On 28 May, the Ottoman garrison launched a sally against Russian lines, prompting a counter-assault on Arab Tabia, a key southern redoubt in the Silistra fortress complex. Russian forces briefly captured the position but, lacking reinforcements, were forced to withdraw after suffering heavy casualties. General Selvan was killed during the fighting. Russian casualties included 22 officers and more than 900 enlisted men killed or wounded. Ottoman reports recorded 68 dead and 121 wounded. On 2 June, Musa Pasha was struck by shrapnel and fatally wounded while preparing for prayers.; British officers Butler and Nasmyth temporarily assumed leadership of the garrison. Butler died after being shot in the head, (Note: 27-year-old Butler, the first British soldier to be killed in the war, became known in the British press as "The Hero of Silistra".) Nasmyth took command and started re-organise the defence. In reports to Nicholas I, Paskevich credited the defenders' tenacity to the strategic input of foreign officers.

On 10 June, Paskevich reported being shaken by a nearby shell burst, after which he retired to Warsaw, officially due to health reasons. Command passed to General Gorchakov. Three days later, Schilder was severely wounded and died shortly afterward. On 20 June, Arab Tabia was recaptured by Russian forces.

On 21 June, final preparations were underway for an all-out assault on the main fortress, scheduled for 4 am Yet only hours before the operation, Gorchakov received orders, originating from Paskevich on 13 June and endorsed by the Tsar, to abandon the siege:

The siege of Silistria must be raised if the fortress is not yet taken at the receipt of this letter.
— Nicholas I of Russia to Field Marshal Paskevich, 13 June 1854,

The sudden withdrawal was triggered by multiple strategic concerns: Austria had signed a convention with the Ottomans on 14 June granting it rights to occupy the Danubian Principalities, while Allied forces were now massing at Varna, with 50,000 French and 20,000 British troops in theatre. On 24 June, the Russian army withdrew across the Danube, dismantling the pontoon bridge behind them. The Ottomans did not pursue. Russian losses during the siege are estimated at 2,500 dead and 1,783 wounded. (Note: Among those present in the last days of the siege was the young Russian officer Leo Tolstoy, then serving as an orderly.)

== Aftermath ==
Although the defenders of Silistria held firm, most scholars agree that the lifting of the siege was ultimately driven less by battlefield outcomes than by external diplomatic and military pressures. Austria had concentrated a large force, reportedly up to 280,000 troops, along the borders of Wallachia and Moldavia, and had warned Russia against further advances across the Danube.

By late June, Allied reinforcements began arriving in strength.

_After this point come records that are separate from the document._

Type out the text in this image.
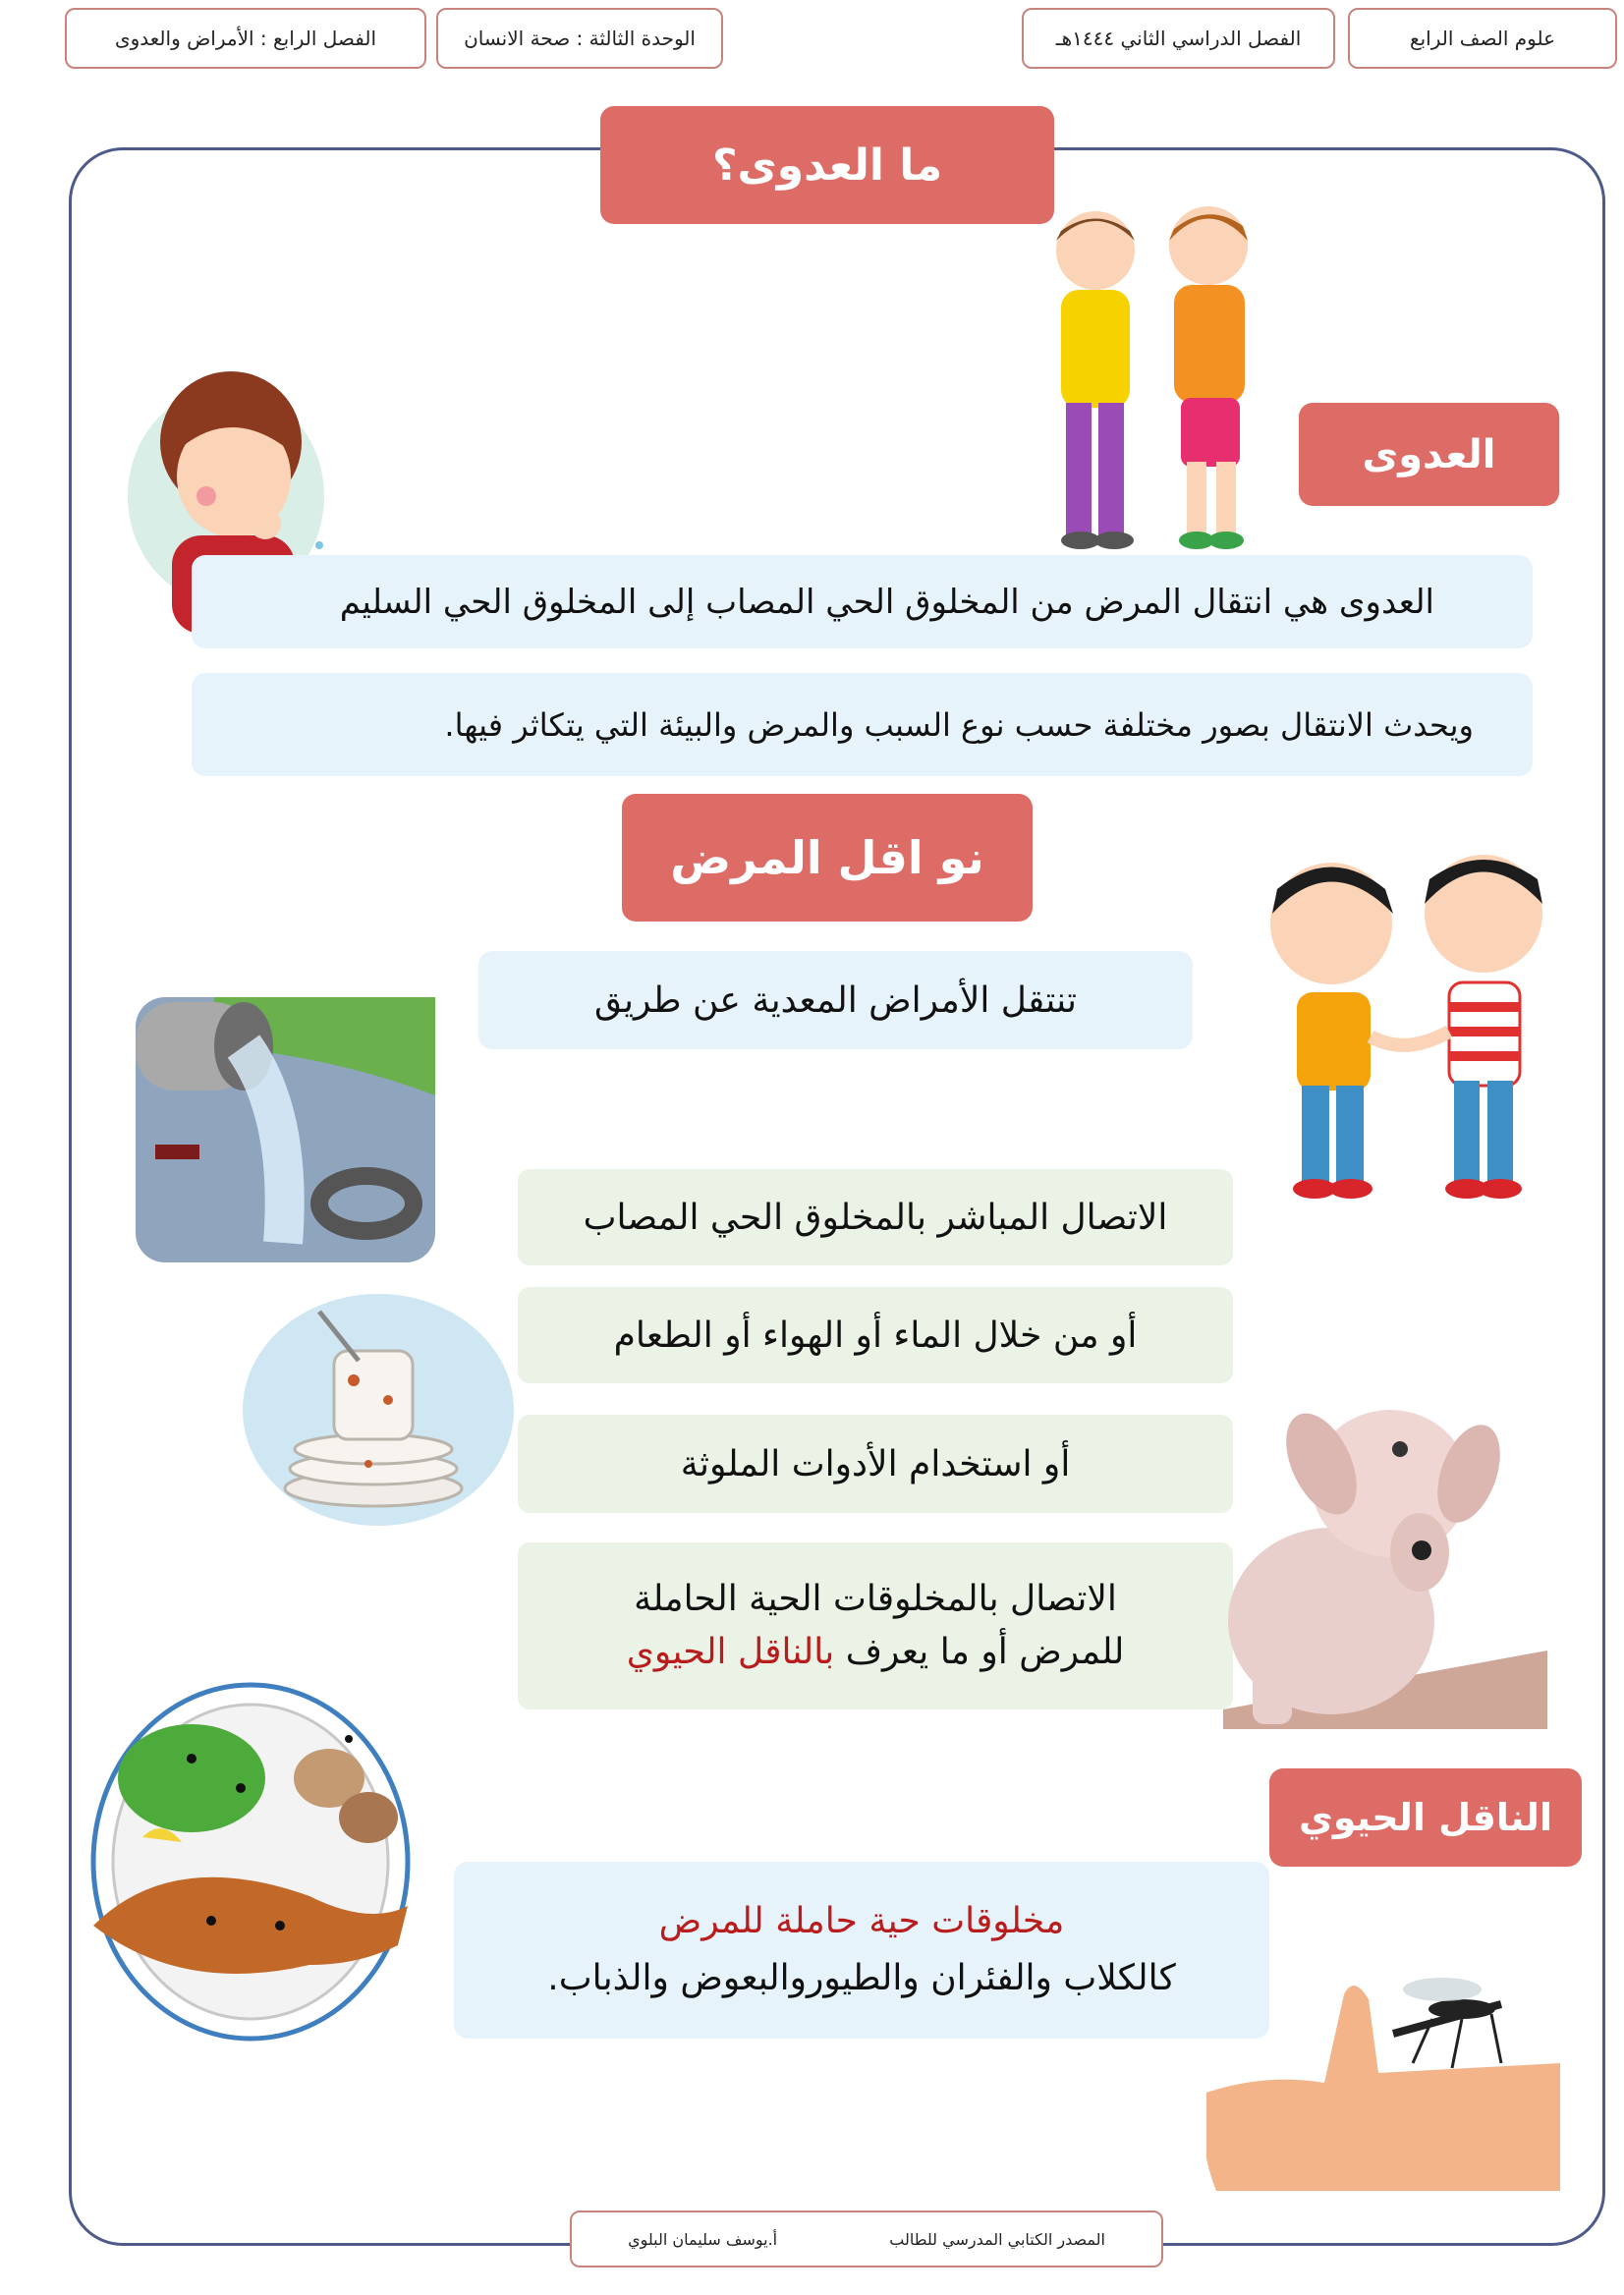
علوم الصف الرابع
الفصل الدراسي الثاني ١٤٤٤هـ
الوحدة الثالثة : صحة الانسان
الفصل الرابع : الأمراض والعدوى
ما العدوى؟
العدوى
العدوى هي انتقال المرض من المخلوق الحي المصاب إلى المخلوق الحي السليم
ويحدث الانتقال بصور مختلفة حسب نوع السبب والمرض والبيئة التي يتكاثر فيها.
نو اقل المرض
تنتقل الأمراض المعدية عن طريق
الاتصال المباشر بالمخلوق الحي المصاب
أو من خلال الماء أو الهواء أو الطعام
أو استخدام الأدوات الملوثة
الاتصال بالمخلوقات الحية الحاملة
للمرض أو ما يعرف بالناقل الحيوي
الناقل الحيوي
مخلوقات حية حاملة للمرض
كالكلاب والفئران والطيوروالبعوض والذباب.
المصدر الكتابي المدرسي للطالب
أ.يوسف سليمان البلوي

On 27 June 1854, 30,000 British troops landed at Varna, followed by 12,000 French soldiers under Vice-Admiral Bruat three days later. Combined with Austria's decision to sign a convention with the Ottomans allowing it to temporarily occupy the Danubian Principalities, these developments left Russia diplomatically isolated. The Russian high command, under mounting pressure, ordered a general withdrawal. To avoid the appearance of defeat, the retreat was officially presented as a "strategic withdrawal".

Following the evacuation, Emperor Nicholas I accepted the Austro-Ottoman occupation of Wallachia and Moldavia, effectively ending Russia's military presence south of the Danube and bringing the Danubian phase of the Crimean War to a close. With the Russian threat receding, Ottoman forces under Omar Pasha crossed the Danube and advanced into Wallachia, where they engaged Russian forces at Giurgevo in early July 1854.